Healthcare turnover benchmarks
Where does your facility stand?
| Benchmark | Annual Turnover Rate |
|---|---|
| Industry average (all healthcare) | ~22.7% |
| Hospital average | ~18.3% |
| Acceptable | 15-20% |
| Good | 10-15% |
| Best-in-class | Below 10% |
Sources: NSI Report; The Resource Company
Specialty practices and outpatient clinics routinely hit below 20%. Hospitals that invest seriously in retention - competitive pay, schedule flexibility, strong managers - can push below 15%. Getting there requires sustained effort, but the ROI is clear when each percentage point of RN turnover equals $289,000.

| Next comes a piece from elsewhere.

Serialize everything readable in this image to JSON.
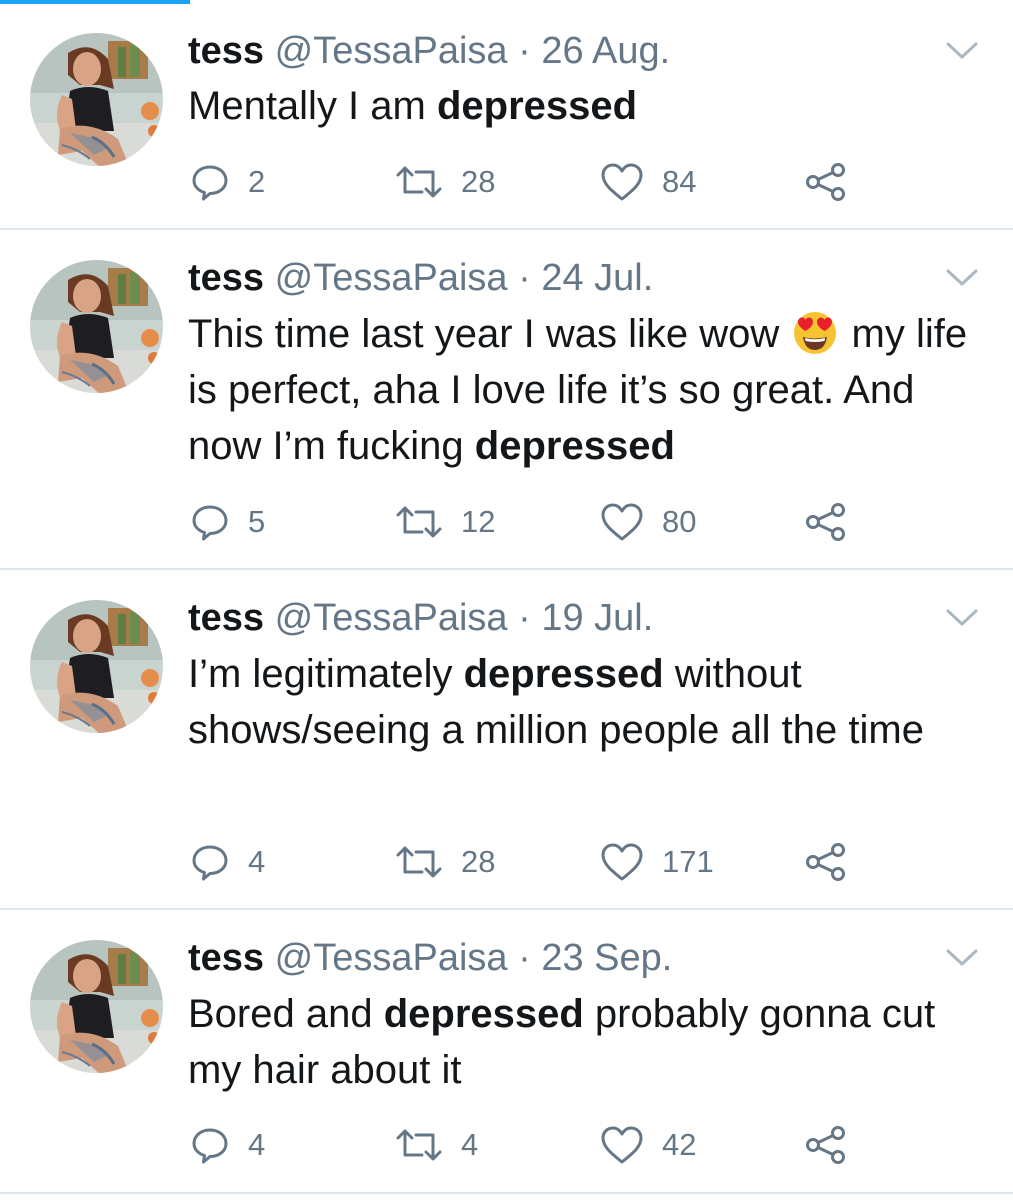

How to calculate your healthcare turnover rate
The formula:
Turnover Rate (%) = (Number of Employees Who Left ÷ Average Number of Employees) × 100
Break it down by:
- Role - CNAs, RNs, and admin staff need different retention strategies
- Department - an ICU at 30% and a specialty clinic at 15% need different interventions
- Tenure - first-year turnover signals onboarding problems, not compensation issues
- Voluntary vs. involuntary - they have completely different root causes
Track monthly. Look for trends over 6-12 month windows. The department-level data is where the actionable insights live - one floor might be at 10% while another is at 35%, and the difference is almost always the manager.
The bottom line
Healthcare turnover is structurally higher than many industries because the work is hard - physically, emotionally, and mentally. But the gap between industry average (22.7%) and best-in-class (below 10%) is huge, and most of the difference comes from controllable factors.
Schedule flexibility. Competitive support staff pay. Strong onboarding. Good managers. Less paperwork.
Every percentage point of RN turnover equals $289,000. For CNAs and PCTs, the per-person cost is lower but the volume is higher. Either way, retention isn't a soft HR initiative - it's a financial imperative.
Related reading:
The Real Cost of Employee Turnover (2026 Data)
Full breakdown by role and industry
Retail Turnover Rate: Full Data Breakdown
Comparison with another high-turnover sector
Healthcare Shift Scheduling Guide
The scheduling fixes that improve retention
Employee Scheduling Best Practices
What works across industries
Frequently asked questions
The overall healthcare turnover rate is approximately 22.7% across all roles as of 2025. Hospital-specific turnover sits at 18.3%, down from 20.7% the previous year. Certain roles like CNAs (31.2%) and ICU staff (29.7%) see rates well above average.
The biggest drivers are burnout from high patient-to-staff ratios, emotional exhaustion from critical care, schedule unpredictability, and below-market compensation for support roles like CNAs and PCTs. Voluntary departures account for 95.4% of all hospital separations.
The average cost to replace one bedside RN is $56,300. A typical hospital loses between $3.9 and $5.8 million per year on RN turnover alone. Every one-percentage-point change in nurse turnover translates to roughly $289,000 gained or lost annually.
Certified Nursing Assistants (CNAs) have the highest turnover at 31.2% annually, followed by non-RN nursing staff at 24%. The combination of physically demanding work, low pay, and limited advancement opportunities drives most CNA exits.
The most effective levers are schedule predictability, competitive compensation for support roles, strong onboarding programs, and manager development. Research shows that up to 44% of healthcare turnover is considered preventable through workplace improvements.